Camminare su pavimenti duri e piatti del nostro ambiente quotidiano in modo piacevolmente morbido, come se camminassimo su un soffice tappeto di muschio e su una delicatissima spiaggia. I muscoli diventano più tonici, i glutei rassodati, gli inestetismi della cellulite diminuiscono, scompare il mal di schiena. Tutto questo grazie ad un tipo di scarpa, la MBT (Masai Barefoot Technology), che permette quasi di avere a disposizione una palestra personale per tutto il giorno, ispirandosi al concetto di movimento nelle lunghe marce dei Masai, i guerrieri-pastori del Kenia e della Tanzania.

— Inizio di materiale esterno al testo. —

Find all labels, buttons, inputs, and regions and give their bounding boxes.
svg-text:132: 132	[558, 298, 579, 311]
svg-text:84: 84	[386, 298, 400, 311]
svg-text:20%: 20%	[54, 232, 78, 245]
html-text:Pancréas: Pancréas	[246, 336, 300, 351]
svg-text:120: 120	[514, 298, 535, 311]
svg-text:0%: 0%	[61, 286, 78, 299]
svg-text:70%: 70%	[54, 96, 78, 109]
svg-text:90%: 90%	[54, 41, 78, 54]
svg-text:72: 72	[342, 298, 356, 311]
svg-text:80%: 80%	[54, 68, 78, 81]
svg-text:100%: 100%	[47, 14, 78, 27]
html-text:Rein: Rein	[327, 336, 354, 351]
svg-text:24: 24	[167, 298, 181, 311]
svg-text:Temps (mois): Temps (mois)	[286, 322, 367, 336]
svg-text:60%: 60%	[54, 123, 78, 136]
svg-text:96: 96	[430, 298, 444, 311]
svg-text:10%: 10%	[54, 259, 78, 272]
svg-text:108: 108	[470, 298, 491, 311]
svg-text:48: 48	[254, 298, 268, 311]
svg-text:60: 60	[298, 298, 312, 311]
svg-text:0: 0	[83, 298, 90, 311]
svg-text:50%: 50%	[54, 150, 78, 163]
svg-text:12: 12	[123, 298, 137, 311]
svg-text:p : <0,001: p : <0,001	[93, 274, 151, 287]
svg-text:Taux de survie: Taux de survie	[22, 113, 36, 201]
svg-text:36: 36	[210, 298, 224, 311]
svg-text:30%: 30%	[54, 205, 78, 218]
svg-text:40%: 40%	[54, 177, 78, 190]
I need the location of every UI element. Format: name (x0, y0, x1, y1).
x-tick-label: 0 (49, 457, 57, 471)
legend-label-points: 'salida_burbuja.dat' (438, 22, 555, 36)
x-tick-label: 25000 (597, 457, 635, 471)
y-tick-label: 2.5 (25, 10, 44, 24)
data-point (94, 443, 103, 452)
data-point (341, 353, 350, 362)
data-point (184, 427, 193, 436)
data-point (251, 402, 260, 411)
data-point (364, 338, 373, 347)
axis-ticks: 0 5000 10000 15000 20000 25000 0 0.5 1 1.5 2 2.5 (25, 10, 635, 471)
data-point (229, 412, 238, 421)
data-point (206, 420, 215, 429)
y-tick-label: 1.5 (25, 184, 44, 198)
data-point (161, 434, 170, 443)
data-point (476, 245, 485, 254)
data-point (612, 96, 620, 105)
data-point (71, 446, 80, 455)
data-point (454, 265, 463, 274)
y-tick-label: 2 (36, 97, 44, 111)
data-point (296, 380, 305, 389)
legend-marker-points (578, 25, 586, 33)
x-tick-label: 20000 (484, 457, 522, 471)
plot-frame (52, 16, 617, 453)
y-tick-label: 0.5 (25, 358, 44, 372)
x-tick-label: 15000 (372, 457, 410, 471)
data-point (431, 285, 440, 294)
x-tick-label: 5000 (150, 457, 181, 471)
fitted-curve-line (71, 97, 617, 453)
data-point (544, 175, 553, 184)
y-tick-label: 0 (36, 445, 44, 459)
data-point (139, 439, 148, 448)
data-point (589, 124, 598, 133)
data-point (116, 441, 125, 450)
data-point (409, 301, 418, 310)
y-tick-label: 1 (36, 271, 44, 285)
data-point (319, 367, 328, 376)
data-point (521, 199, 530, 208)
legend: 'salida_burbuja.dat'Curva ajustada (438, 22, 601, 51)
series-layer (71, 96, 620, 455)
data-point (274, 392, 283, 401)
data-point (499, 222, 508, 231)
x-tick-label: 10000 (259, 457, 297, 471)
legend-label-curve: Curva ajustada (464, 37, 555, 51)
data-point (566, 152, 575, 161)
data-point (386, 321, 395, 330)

Una rivoluzione che ricorda un poco quella della Geox, e Herbert Kristler, affascinato dal progetto crea così la MBT-Italia. Austriaco, con moglie italiana, non poteva non subire il fascino di una regione come il Veneto, e qui si è stabilito fondando la ditta importatrice. E una moglie delle nostre parti certamente ha influito sul suo modo di vivere e di abitare.
«La casa non può non interessare, quando la si considera il luogo dove vive il passato e il presente di tutti noi, il punto di partenza di ogni giornata, lo scrigno dei nostri sogni, l'ambiente dove vive tutta la nostra sicurezza».
Lei viene da un Paese con gusti che non sono proprio i nostri, e questo ha influito sul modo di arredarla?
«Guardi, io credo che in fondo le case, che appartengono a certe persone, che svolgono un determinato lavoro e possiedono quindi una cultura e un senso della vita facilmente paragonabile, si assomiglino un poco tutte. Indipendentemente dai particolari così la mia ha un tema guida ben preciso: la ricerca dell'armonia, e questo vale sia per i colori, che per i materiali, che per i mobili stessi».
Ma c'è uno stile ben preciso che vi predomina?
«Credo sia lo stile più facile e più semplice, anche se a ben vedere è in fondo il più complesso: lo stile del “vissuto”. Una casa che non ha nulla a che fare con le fotografie delle riviste d'arredamento, dove regna un'ordine artefatto, né con l'immagine dei negozi dei mobili, mostre di infiniti prodotti per case che in fondo non esistono per dimensioni e distribuzione dei locali».
Il suo soggiorno però è abbastanza insolito.
«L'ambiente è certamente spazioso, con grandi sedute e molti quadri alle pareti, ma il tema che vi predomina è quello di due grandi acquari. Elementi d'arredo che non sono certamente inflazionari, ma che contribuiscono molto bene a far “vivere” lo spazio, trasmettendo anche sensazioni di relax e di abbandono ai pensieri più personali in maniera a volte impensabile».
E la camera da letto?
«Pur rispettando un arredo molto tranquillo, ha la particolarità di avere il letto disposto con la testata tra due pareti, ad angolo, in una dimensione davvero importante. Questo modo di collocare il mobile principe dell'ambiente, condiziona tutto il resto, ma permette anche di godere di una splendida vista restandosene sdraiati. E non è cosa da poco, perché nella maggior parte delle abitazioni l'occhio da queste posizioni case su armadi o cassettoni».
E la cucina?
«Credo che questo locale sia in fondo il centro della nostra casa, un luogo di ritrovo per i momenti più intimi con la famiglia e gli amici. Grande, spaziosa, avvolgente, calda nelle luci e nell'arredo. Niente di rustico né di eccessivamente moderno, ma ogni elemento è disposto affinché tutte le funzioni possano essere svolte nel massimo della comodità. In fondo questo spazio è diventato di nuovi il centro di un'abitazione, superando i vecchi concetti di “servizio” per assumerne altri ben più significativi».
Lo stile etnico le piace?
«In verità lo amo molto, perché avere in casa una testimonianza di un'altra cultura mi sembra un fatto sempre affascinante, ma ritengo che debba essere accostato sempre con pezzi ed espressioni di design».